Perrucci, amico di Napoli

Gianfilippo Perrucci è da considerare, senz’ombra di dubbio, uno degli ultimo Signori di Napoli, con la S maiuscola naturalmente. Una razza in via di estinzione messa in fuga dall’irrompere della volgarità e del cattivo gusto nel vestirsi e nel comportarsi e dalla faccia tosta di considerare questi vizi come virtù da esibire in società. Settant’anni portati con lo spirito di un ventenne, dalla battuta sempre pronta e incline a vedere sempre il bicchiere mezzo pieno.

Il padre ammiraglio, quando lui era in fasce, lasciò la moglie, una Fuchs, appartenente a una delle più ricche famiglie tedesche con un castello a Berlino contenente una delle più famose raccolte di dipinti d’Europa, distrutto dai bombardamenti durante l’ultima guerra mondiale. I suoi zii erano tutti eminenti scienziati: oculisti, chimici, fisici, alcuni in odore di Nobel. Del loro ingegno Gianfilippo non aveva preso nulla: in compenso aveva ereditato la classe e la signorilità della mamma, la quale si fidava solo di Gennaro, il suo cameriere personale, ricchione inveterato, quando il termine gay era di là da venire.

Ogni settimana Gianfilippo, nella sua splendida villa di tre piani in via Tasso, circondata da un giardino lussureggiante con piante secolari, organizzava feste memorabili con la partecipazione della migliore borghesia della città e, soprattutto, delle ragazze più affascinanti; dalle quattro sorelle Basilone, una delle quali è divenuta numero due della Polizia di Stato, alle mitiche Sanniti di Baja, tre sorelle, di cui due gemelle dalla bellezza straripante in grado di ammaliare chiunque, una delle quali, purtroppo, da tempo scomparsa. Spesso allietavano le serate i “Lubbers” un complesso che alternava “La Mela”, mitico night ritrovo della Napoli bene, ai saloni di Gianfilippo.

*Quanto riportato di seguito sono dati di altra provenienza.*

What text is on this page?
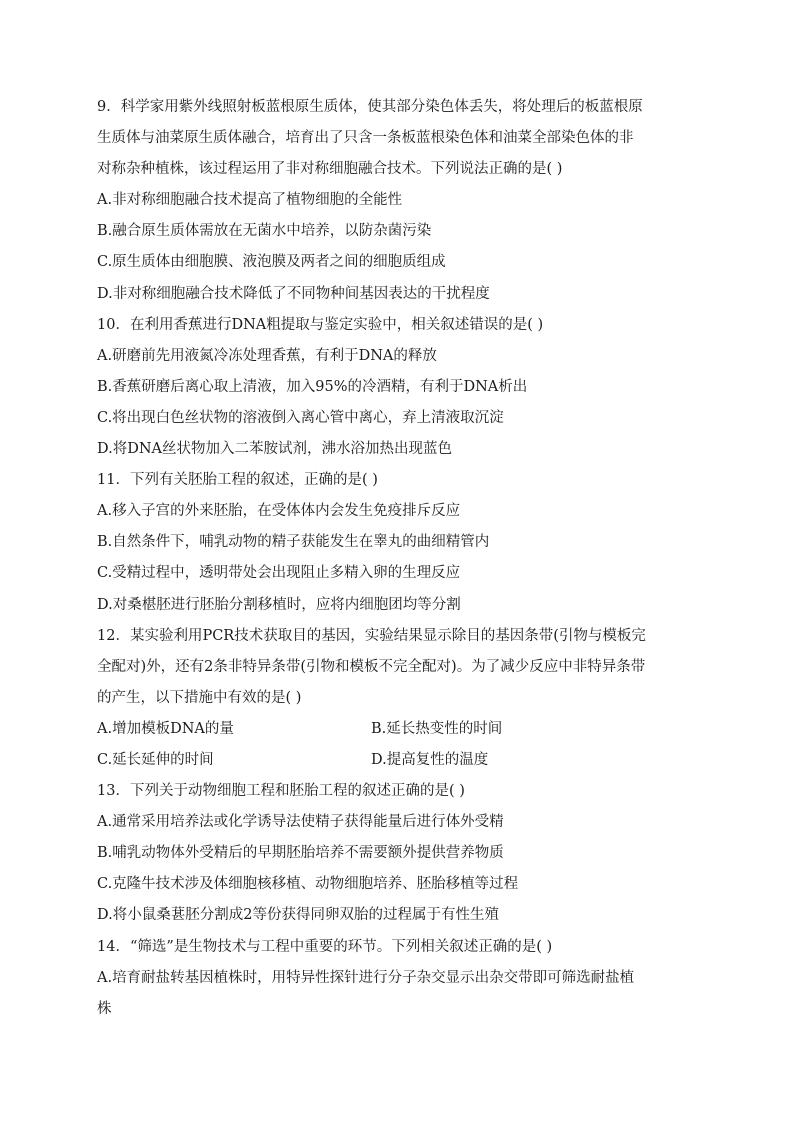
9．科学家用紫外线照射板蓝根原生质体，使其部分染色体丢失，将处理后的板蓝根原
生质体与油菜原生质体融合，培育出了只含一条板蓝根染色体和油菜全部染色体的非
对称杂种植株，该过程运用了非对称细胞融合技术。下列说法正确的是( )
A.非对称细胞融合技术提高了植物细胞的全能性
B.融合原生质体需放在无菌水中培养，以防杂菌污染
C.原生质体由细胞膜、液泡膜及两者之间的细胞质组成
D.非对称细胞融合技术降低了不同物种间基因表达的干扰程度
10．在利用香蕉进行DNA粗提取与鉴定实验中，相关叙述错误的是( )
A.研磨前先用液氮冷冻处理香蕉，有利于DNA的释放
B.香蕉研磨后离心取上清液，加入95%的冷酒精，有利于DNA析出
C.将出现白色丝状物的溶液倒入离心管中离心，弃上清液取沉淀
D.将DNA丝状物加入二苯胺试剂，沸水浴加热出现蓝色
11．下列有关胚胎工程的叙述，正确的是( )
A.移入子宫的外来胚胎，在受体体内会发生免疫排斥反应
B.自然条件下，哺乳动物的精子获能发生在睾丸的曲细精管内
C.受精过程中，透明带处会出现阻止多精入卵的生理反应
D.对桑椹胚进行胚胎分割移植时，应将内细胞团均等分割
12．某实验利用PCR技术获取目的基因，实验结果显示除目的基因条带(引物与模板完
全配对)外，还有2条非特异条带(引物和模板不完全配对)。为了减少反应中非特异条带
的产生，以下措施中有效的是( )
A.增加模板DNA的量	B.延长热变性的时间
C.延长延伸的时间	D.提高复性的温度
13．下列关于动物细胞工程和胚胎工程的叙述正确的是( )
A.通常采用培养法或化学诱导法使精子获得能量后进行体外受精
B.哺乳动物体外受精后的早期胚胎培养不需要额外提供营养物质
C.克隆牛技术涉及体细胞核移植、动物细胞培养、胚胎移植等过程
D.将小鼠桑葚胚分割成2等份获得同卵双胎的过程属于有性生殖
14．“筛选”是生物技术与工程中重要的环节。下列相关叙述正确的是( )
A.培育耐盐转基因植株时，用特异性探针进行分子杂交显示出杂交带即可筛选耐盐植
株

Era composto da 5 elementi: tra questi i fratelli De Bellis divenuti uno (Diego) un grande finanziere e l’altro (Massimo) un valente primario di neurochirurgia. Fu durante una di queste feste che Cupido fece scoccare la freccia fatale che da allora ha unito i cuori di Giuliana e Peppino Di Capri. Ci divertivamo, la droga c’era sconosciuta, l’alcol non ci attirava più di tanto, cercavamo spasmodicamente il sesso che allora era proibito e le ragazze si concedevano con grande cautela solo dopo ripetute promesse di matrimonio. Quasi tutti eravamo assidui frequentatori del “casino di Santa Chiara” e il padrone di casa, in primis, gran puttaniere, non si è fatta sfuggire nessuna delle prostitute attive nei primi 40 chilometri della Domiziana.

Quando ci siamo conosciuti, decidemmo di preparare assieme l’esame di anatomia, che Gianfilippo, come pure Emanuele Leone, avevano tentato varie volte. Mi bastò una settimana per dargli un affettuoso consiglio che, in seguito, cambiò la sua vita. Gli dissi: “Gianfilippo un essere umano non si farà mai curare da te, una bestia forse sì”. Il giorno dopo lasciò medicina per iscriversi a veterinaria e a lampante dimostrazione di quanto e da tempo sia decaduto il prestigio dell’università, è stato per trent’anni stimato professore. Uomo di grande sensibilità, Gianfilippo ha pubblicato un libro di poesia in dialetto e, per non incorrere in imprecisioni nel vernacolo, si è fatto assistere da un grande napoletanista: Vittorio Paliotti.

L’ultima volta che ci siamo incontrati è stato cinque anni fa, al Circolo Posillipo, in occasione della presentazione del mio libro “Il seno nell’arte dall’antichità ai nostri giorni”, presenti anche Emanuele Leone e Lucio Migliaccio. Ci siamo poi persi di vista per ricongiungerci, attraverso la posta. Mi ha confessato che vuole girare un film sulla sua vita, comico secondo lui, drammatico a mio parere. Ecco pronta la sceneggiatura ma, soprattutto, un omaggio alla sua bontà, tradita da falsi amici e sfruttatori di ogni specie. Gianfilippo, ti voglio bene!